I think I may be missing something here,
$f(x,y)=\left\{ \frac {xy(x^{2}-y^{2})}{x^{2}+y^{2}}\right.\quad(x,y)\neq (0,0)$
Let $X(s,t)= s\cos(\alpha)+t\sin(\alpha)$ and $Y(s,t)=-s\sin(\alpha)+t\cos(\alpha)$, where $\alpha$ is a constant, and Let $F(s,t)=f(X(s,t), Y(s,t))$. Show that
$ \left.\frac{\partial^2 F}{\partial s^2}\frac{\partial^2 F}{\partial t^2} - \left( \frac{\partial^2 F}{\partial s\partial t}\right)^2 = \left(\frac{\partial^2 f}{\partial x^2}\frac{\partial^2 f}{\partial y^2} - \left(\frac{\partial^2 f}{\partial x\partial y}\right)^2\right)\right| _{x=X(s,t),y=Y(s,t)} $
I decided to try and subsitute My $X(s,t)$ and $Y(s,t)$ into $f(x,y)$, however im just wondering if thre is an alternative approach as it gives a lot of terms, many thanks in advance.
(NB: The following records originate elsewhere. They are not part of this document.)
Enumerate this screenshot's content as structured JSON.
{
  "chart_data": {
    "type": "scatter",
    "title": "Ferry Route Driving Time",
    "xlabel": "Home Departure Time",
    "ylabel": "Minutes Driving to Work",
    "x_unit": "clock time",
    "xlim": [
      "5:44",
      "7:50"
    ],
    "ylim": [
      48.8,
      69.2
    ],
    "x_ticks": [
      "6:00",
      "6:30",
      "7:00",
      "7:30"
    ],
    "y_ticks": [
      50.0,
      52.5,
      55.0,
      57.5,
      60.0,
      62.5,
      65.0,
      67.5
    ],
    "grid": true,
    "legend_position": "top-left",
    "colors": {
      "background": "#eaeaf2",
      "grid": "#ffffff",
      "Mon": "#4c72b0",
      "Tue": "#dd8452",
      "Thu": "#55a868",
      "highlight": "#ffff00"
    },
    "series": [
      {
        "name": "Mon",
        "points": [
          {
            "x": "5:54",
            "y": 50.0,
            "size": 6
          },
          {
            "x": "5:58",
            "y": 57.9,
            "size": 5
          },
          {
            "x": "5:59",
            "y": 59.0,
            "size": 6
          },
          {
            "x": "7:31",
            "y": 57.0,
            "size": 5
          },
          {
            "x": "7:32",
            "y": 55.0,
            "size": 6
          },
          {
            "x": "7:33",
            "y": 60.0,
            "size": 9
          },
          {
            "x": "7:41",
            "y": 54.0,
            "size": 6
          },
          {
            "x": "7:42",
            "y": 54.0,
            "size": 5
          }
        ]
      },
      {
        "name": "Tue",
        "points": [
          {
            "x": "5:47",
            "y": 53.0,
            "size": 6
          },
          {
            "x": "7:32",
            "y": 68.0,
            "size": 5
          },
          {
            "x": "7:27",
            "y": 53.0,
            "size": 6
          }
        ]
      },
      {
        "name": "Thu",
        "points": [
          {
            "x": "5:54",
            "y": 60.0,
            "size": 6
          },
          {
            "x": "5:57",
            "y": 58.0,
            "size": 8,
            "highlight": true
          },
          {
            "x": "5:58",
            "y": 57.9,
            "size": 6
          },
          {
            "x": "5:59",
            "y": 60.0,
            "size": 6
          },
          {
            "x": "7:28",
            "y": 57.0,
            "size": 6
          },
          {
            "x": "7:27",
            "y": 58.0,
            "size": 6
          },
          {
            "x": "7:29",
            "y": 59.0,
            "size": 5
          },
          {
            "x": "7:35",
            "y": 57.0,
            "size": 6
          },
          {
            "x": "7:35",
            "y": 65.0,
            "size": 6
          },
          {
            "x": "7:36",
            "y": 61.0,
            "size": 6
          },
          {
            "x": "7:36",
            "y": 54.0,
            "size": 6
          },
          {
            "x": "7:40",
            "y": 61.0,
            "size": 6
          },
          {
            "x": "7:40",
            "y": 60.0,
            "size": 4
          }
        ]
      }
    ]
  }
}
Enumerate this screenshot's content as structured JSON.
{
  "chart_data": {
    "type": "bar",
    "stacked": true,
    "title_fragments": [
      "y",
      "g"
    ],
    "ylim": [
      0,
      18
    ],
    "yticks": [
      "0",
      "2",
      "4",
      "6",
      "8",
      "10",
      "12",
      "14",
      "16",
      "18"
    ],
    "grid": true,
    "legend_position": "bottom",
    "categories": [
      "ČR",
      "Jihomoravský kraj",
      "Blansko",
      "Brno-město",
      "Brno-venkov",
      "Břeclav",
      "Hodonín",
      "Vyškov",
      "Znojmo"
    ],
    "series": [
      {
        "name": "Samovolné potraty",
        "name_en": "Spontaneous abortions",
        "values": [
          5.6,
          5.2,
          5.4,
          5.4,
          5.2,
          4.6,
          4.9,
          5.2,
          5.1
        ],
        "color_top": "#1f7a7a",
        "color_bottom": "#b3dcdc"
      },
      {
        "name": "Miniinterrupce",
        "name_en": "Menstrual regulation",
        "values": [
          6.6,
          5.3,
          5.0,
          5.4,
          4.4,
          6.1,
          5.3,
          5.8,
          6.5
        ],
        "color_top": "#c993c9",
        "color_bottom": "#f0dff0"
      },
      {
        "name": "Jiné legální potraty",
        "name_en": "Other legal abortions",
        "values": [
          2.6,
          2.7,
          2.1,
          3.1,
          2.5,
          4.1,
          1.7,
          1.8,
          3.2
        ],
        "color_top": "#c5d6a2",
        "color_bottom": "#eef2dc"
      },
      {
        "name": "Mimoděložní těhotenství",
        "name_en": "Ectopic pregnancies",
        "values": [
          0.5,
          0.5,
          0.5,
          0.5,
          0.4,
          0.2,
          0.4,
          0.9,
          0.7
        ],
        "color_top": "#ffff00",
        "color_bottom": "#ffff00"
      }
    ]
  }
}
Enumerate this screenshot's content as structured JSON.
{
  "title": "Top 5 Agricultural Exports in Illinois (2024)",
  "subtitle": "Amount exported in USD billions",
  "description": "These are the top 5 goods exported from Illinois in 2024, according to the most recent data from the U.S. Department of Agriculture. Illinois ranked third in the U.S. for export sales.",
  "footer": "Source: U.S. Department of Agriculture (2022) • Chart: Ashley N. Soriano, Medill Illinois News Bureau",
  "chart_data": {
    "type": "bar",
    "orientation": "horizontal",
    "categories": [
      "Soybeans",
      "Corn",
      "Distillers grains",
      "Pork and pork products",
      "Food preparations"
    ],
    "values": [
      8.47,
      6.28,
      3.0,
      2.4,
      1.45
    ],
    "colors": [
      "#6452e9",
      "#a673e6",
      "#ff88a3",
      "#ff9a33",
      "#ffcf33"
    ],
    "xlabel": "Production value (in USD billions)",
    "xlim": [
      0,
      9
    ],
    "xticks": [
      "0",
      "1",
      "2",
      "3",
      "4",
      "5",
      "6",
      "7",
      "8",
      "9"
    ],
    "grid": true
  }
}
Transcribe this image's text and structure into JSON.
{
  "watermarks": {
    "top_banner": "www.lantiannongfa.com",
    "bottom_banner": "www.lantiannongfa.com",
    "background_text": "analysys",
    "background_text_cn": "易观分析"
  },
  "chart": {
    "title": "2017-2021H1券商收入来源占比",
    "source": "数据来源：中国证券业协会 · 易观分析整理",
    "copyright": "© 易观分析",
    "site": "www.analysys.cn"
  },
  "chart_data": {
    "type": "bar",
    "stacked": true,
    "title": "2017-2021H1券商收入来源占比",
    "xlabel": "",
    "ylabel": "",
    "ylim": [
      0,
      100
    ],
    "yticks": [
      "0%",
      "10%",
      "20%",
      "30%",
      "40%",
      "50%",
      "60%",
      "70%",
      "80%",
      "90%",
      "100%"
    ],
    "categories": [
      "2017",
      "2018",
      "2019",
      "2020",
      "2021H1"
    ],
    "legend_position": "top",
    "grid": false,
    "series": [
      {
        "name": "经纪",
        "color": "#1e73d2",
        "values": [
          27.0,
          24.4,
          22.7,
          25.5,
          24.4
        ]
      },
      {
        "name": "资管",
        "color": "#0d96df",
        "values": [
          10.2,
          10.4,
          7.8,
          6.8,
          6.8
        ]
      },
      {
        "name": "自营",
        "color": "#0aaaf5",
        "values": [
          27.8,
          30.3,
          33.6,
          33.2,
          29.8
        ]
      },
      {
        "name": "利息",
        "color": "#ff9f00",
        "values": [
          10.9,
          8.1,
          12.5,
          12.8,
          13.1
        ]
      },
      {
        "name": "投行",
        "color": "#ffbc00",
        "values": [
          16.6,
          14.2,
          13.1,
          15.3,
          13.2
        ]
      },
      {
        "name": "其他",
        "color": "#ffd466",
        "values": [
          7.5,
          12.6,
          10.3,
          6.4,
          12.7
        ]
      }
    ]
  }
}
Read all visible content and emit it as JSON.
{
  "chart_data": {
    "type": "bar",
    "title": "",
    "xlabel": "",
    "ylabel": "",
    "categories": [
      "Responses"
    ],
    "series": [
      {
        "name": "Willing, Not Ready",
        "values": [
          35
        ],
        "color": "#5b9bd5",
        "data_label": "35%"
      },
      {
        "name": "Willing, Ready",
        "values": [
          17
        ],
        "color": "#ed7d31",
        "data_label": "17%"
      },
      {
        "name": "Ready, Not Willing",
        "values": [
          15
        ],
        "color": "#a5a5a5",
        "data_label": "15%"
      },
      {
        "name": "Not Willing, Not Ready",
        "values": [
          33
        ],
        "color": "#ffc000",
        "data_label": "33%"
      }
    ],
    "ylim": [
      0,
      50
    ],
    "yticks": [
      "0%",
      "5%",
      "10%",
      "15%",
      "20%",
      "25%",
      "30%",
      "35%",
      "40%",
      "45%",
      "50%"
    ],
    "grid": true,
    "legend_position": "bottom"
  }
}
I have gone away and had a think about the answer and still not sure where to put my best foot forward with it so:
$ \frac{\partial^2 F}{\partial s^2}=cos^{2}\alpha\frac{\partial^2 F}{\partial ^2X}$ $\Rightarrow$ $ \frac{\partial^2 F}{\partial t^2}=sin^{2}\alpha\frac{\partial^2 F}{\partial ^2X}$
Now using the fact that $\frac{\partial^2 F}{\partial ^2X}$ is equal to $\frac{\partial^2 f}{\partial ^2X} | _{x=X(s,t)}$ to calculate our $\frac{\partial^2 F}{\partial ^2X}$.
Now $\frac{\partial^2 f}{\partial ^2X}$= $ \frac{-4x^{4}y-20x^{2} y^{3}+8x 3y^{3}-4x y^{5}+4x^{5} y+10x^{3} y^{3}+6x y^{5}}{(x^{2}+y^{2})^{3}}$ hence do I make the subsitution here, seems to be far to many terms and havent even got to the RHS, many thanks in advance.